Stunningly, Bryant made it — only the fifth successful kick of 60 yards or more in NFL history.
"It was definitely disappointing to go up by a point with 33 seconds left and let a team get down to the 50 or so and be able to kick a field goal," said Brian Westbrook, who had a sensational afternoon with 101 yards rushing and seven receptions for 113 yards — a harbinger for after McNabb would get hurt.
"We were all excited about the comeback, but we've got to find a way as a team to finish games."
Instead, the Eagles appeared finished when they lost for the fourth time in five outings, to Tennessee, and also lost McNabb.
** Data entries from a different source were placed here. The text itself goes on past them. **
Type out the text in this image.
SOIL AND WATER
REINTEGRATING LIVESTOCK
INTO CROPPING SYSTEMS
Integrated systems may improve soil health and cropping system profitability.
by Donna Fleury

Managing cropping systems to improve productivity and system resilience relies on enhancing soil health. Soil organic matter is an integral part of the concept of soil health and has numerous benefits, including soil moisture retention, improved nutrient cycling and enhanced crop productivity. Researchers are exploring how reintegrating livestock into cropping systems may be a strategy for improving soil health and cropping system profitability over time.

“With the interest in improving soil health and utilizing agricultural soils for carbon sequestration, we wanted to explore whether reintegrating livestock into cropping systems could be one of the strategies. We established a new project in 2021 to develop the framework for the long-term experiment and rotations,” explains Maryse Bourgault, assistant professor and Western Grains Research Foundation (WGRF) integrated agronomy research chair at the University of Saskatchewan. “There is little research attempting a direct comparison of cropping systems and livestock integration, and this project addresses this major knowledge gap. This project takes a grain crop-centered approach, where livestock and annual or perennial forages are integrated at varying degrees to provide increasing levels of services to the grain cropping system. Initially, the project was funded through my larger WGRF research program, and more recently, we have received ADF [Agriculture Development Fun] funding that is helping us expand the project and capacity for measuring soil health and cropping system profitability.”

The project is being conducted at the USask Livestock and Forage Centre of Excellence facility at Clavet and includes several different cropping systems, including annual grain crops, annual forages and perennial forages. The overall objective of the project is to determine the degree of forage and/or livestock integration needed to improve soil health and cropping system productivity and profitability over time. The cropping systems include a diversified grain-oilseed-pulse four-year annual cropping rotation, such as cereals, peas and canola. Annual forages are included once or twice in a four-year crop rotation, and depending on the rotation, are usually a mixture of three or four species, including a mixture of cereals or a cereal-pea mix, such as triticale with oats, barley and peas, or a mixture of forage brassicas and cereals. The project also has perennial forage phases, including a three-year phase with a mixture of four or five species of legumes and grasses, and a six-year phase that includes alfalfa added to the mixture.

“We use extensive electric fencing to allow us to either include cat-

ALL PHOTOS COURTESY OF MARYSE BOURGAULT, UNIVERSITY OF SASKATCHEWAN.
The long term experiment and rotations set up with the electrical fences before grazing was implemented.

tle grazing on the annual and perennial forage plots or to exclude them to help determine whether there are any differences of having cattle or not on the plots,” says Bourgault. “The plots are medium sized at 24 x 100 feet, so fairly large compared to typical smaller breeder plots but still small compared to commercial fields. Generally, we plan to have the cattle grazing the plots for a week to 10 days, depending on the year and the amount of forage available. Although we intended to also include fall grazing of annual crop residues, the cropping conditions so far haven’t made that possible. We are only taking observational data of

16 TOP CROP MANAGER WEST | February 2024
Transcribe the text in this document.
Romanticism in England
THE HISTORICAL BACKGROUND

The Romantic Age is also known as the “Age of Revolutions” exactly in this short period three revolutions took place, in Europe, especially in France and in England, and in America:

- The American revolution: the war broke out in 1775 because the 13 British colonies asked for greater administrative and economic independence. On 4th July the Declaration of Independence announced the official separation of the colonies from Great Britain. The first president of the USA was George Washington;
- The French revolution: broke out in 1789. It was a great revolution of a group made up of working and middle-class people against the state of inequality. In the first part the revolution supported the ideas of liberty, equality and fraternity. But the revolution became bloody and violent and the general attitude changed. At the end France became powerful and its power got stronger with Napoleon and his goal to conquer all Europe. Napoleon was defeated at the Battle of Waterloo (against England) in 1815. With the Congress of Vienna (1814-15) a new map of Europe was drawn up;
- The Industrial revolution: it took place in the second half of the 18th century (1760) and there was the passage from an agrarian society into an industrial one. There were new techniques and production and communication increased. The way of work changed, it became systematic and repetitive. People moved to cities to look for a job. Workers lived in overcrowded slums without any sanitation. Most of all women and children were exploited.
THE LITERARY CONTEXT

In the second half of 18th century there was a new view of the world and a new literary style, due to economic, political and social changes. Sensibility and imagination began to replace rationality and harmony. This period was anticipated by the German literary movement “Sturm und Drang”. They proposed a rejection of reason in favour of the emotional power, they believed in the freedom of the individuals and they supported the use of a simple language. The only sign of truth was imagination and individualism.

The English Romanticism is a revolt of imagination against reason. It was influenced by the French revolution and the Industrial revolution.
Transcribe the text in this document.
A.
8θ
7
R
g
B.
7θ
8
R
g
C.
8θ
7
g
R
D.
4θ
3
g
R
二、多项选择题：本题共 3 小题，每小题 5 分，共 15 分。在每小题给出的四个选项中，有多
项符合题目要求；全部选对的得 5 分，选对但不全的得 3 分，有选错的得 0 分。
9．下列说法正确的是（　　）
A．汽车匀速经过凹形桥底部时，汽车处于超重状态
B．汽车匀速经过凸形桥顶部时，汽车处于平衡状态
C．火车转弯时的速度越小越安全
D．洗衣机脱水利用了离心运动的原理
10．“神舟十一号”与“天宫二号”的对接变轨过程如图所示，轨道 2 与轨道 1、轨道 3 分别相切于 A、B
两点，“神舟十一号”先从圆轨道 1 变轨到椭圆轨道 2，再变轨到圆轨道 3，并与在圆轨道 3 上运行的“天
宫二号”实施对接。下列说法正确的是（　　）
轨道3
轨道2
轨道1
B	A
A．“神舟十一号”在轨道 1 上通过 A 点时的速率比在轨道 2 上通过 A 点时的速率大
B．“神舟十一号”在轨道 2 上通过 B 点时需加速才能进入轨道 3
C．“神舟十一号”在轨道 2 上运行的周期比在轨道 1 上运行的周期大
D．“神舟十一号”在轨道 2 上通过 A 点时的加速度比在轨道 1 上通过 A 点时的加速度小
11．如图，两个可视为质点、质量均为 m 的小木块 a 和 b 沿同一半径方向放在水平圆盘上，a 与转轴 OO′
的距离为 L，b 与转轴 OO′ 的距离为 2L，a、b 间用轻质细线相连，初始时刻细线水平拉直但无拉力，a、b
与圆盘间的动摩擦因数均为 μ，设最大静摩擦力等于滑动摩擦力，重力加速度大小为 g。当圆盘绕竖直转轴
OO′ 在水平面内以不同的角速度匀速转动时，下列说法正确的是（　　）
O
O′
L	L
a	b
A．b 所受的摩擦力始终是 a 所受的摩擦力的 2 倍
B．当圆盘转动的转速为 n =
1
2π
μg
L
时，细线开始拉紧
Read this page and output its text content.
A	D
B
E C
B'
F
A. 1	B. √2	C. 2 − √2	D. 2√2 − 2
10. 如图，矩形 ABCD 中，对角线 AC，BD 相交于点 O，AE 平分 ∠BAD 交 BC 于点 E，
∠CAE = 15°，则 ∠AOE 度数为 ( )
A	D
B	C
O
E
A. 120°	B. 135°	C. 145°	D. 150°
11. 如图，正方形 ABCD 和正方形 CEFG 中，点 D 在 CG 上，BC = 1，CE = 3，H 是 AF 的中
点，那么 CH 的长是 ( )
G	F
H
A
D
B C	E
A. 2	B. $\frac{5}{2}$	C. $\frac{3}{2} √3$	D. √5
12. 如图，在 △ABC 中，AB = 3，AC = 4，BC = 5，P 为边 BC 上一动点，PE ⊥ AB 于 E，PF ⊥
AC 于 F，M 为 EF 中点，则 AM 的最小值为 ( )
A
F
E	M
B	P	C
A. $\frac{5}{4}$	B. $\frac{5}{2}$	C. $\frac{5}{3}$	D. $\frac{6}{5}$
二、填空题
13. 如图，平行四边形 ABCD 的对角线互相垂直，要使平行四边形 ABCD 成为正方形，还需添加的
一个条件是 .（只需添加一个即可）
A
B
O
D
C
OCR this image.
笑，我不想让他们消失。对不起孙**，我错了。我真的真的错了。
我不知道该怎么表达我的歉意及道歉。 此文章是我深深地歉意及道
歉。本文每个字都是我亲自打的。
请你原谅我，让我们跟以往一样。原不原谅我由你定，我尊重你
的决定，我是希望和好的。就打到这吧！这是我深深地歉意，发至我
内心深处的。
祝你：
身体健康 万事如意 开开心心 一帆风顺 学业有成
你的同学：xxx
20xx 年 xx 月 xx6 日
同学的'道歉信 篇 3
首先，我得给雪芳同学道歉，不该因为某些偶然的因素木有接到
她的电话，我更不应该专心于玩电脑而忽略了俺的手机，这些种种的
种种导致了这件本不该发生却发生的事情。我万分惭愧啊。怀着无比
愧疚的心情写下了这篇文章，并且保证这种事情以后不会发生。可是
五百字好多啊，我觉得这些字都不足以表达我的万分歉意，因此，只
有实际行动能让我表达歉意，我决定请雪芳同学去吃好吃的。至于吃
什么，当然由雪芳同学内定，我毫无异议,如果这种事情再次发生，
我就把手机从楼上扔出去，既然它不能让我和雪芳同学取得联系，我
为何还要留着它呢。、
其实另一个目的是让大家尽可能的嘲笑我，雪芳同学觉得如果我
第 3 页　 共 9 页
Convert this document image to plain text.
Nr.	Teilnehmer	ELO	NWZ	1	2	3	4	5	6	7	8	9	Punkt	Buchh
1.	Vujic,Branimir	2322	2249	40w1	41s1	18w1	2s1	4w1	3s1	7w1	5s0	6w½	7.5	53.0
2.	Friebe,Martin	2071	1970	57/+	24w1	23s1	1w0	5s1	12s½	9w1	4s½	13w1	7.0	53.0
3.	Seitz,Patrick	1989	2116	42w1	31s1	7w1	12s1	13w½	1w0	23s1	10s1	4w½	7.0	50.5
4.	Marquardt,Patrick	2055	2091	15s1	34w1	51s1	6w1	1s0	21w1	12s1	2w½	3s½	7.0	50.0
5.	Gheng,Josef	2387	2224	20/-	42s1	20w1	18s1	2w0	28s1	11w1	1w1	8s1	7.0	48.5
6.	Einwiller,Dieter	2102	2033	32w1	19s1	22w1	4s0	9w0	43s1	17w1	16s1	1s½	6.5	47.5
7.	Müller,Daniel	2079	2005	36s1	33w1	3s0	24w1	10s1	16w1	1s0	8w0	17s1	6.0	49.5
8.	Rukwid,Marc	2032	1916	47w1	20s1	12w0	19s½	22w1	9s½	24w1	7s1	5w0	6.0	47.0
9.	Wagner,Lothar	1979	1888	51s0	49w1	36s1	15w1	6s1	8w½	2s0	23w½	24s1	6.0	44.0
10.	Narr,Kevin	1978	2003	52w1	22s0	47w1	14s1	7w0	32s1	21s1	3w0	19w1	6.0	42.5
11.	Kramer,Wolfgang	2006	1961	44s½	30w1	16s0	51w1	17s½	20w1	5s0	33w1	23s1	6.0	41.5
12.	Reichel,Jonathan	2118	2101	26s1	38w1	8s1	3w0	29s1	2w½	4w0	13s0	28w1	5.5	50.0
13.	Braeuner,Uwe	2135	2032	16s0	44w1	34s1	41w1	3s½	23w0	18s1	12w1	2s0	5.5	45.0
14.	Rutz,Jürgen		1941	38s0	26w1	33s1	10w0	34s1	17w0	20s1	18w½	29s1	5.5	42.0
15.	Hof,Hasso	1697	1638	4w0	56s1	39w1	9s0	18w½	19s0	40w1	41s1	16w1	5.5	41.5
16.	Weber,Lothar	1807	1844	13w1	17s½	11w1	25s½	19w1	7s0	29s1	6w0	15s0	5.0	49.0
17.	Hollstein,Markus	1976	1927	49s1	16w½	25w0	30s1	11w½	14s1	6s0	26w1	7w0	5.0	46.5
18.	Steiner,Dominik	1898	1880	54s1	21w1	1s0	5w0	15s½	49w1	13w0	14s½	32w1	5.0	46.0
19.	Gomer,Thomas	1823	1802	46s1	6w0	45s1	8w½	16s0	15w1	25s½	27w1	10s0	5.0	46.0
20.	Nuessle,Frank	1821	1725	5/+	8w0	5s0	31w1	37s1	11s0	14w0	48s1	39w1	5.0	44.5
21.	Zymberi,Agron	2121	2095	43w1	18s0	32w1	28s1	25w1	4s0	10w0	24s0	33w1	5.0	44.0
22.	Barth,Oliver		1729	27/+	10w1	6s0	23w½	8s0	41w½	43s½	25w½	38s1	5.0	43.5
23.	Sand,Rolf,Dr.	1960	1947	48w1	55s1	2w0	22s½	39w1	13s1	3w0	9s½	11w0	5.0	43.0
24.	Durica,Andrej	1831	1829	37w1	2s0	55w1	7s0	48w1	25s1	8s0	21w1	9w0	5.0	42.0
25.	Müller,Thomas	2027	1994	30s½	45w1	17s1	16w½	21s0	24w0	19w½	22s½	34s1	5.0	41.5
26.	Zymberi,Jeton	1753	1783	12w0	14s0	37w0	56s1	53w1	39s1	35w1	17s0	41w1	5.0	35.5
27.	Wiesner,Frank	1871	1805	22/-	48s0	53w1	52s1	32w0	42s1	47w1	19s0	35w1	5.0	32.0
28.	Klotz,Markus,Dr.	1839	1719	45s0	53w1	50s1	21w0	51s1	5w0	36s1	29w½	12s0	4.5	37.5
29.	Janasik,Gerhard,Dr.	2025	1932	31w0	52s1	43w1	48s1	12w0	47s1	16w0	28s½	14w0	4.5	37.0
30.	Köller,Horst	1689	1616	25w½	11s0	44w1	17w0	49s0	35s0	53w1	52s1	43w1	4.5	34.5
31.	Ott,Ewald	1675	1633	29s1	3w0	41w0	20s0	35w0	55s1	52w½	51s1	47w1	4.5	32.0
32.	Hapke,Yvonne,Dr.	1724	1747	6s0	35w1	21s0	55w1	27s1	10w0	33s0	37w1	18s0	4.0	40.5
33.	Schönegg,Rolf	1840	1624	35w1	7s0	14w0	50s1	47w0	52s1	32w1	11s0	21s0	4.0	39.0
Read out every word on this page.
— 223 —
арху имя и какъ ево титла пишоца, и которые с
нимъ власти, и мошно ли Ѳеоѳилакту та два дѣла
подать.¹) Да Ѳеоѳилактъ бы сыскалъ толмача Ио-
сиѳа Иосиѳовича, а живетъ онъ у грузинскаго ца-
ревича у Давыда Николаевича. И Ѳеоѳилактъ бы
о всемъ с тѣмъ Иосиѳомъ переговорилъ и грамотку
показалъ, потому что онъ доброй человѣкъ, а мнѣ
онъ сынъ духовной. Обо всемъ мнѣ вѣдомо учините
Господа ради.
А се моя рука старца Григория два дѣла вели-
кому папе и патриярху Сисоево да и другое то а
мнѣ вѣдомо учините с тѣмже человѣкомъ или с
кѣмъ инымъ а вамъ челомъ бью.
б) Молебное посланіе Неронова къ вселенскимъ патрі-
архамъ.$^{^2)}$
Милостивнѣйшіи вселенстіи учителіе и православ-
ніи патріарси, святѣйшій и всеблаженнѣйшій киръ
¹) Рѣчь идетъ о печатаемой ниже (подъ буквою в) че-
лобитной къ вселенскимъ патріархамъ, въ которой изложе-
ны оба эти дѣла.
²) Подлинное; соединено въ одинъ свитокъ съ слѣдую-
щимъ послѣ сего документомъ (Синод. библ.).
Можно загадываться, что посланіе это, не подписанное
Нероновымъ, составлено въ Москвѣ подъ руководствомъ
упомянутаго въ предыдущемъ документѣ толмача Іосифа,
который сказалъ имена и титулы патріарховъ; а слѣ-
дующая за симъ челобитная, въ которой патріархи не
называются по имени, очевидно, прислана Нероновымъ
They were routed the next week by the Colts and fell to 5-6.
Facing a home game against Carolina and three consecutive road games against division foes, the Eagles were counted out almost everywhere.
Except where it mattered.
Coach Andy Reid and offensive coordinator Marty Mornhinweg tinkered with their version of the West Coast offense, tailoring it more to Garcia's skills as a short passer and scrambler. Reid handed Mornhinweg the play-calling duties and they turned more to Westbrook, a wise stroke because he has been brilliant the last two months.
The defense, particularly a talented secondary that was underachieving, stepped up. So did the receiving corps.
Philly swept those three divisional road games, including a 23-7 manhandling of Dallas that catapulted the Eagles to the top of the NFC East.
Last week, they edged the Giants 23-20 on David Akers' last-second field goal to advance to New Orleans. Typically for this season, they also saw Pro Bowl cornerback Lito Sheppard dislocate his elbow in the victory.
"I think everybody's character, our leadership, our play and our coaching ability has been tested this year," said linebacker Jeremiah Trotter, one of the team's key leaders. "I think when it is all said and done, we will be able to look back and say we withstood all the trials, all the ups and downs, the bad media attention, and that is one thing that really makes a person, makes a team.
"This has been a season of uncertainty. You never know what you're going to get on any given Sunday. We just fought through all that and came together as a unit. We are a better team right now than we have been in the past because everyone has to do their job, do their part and has a role to play."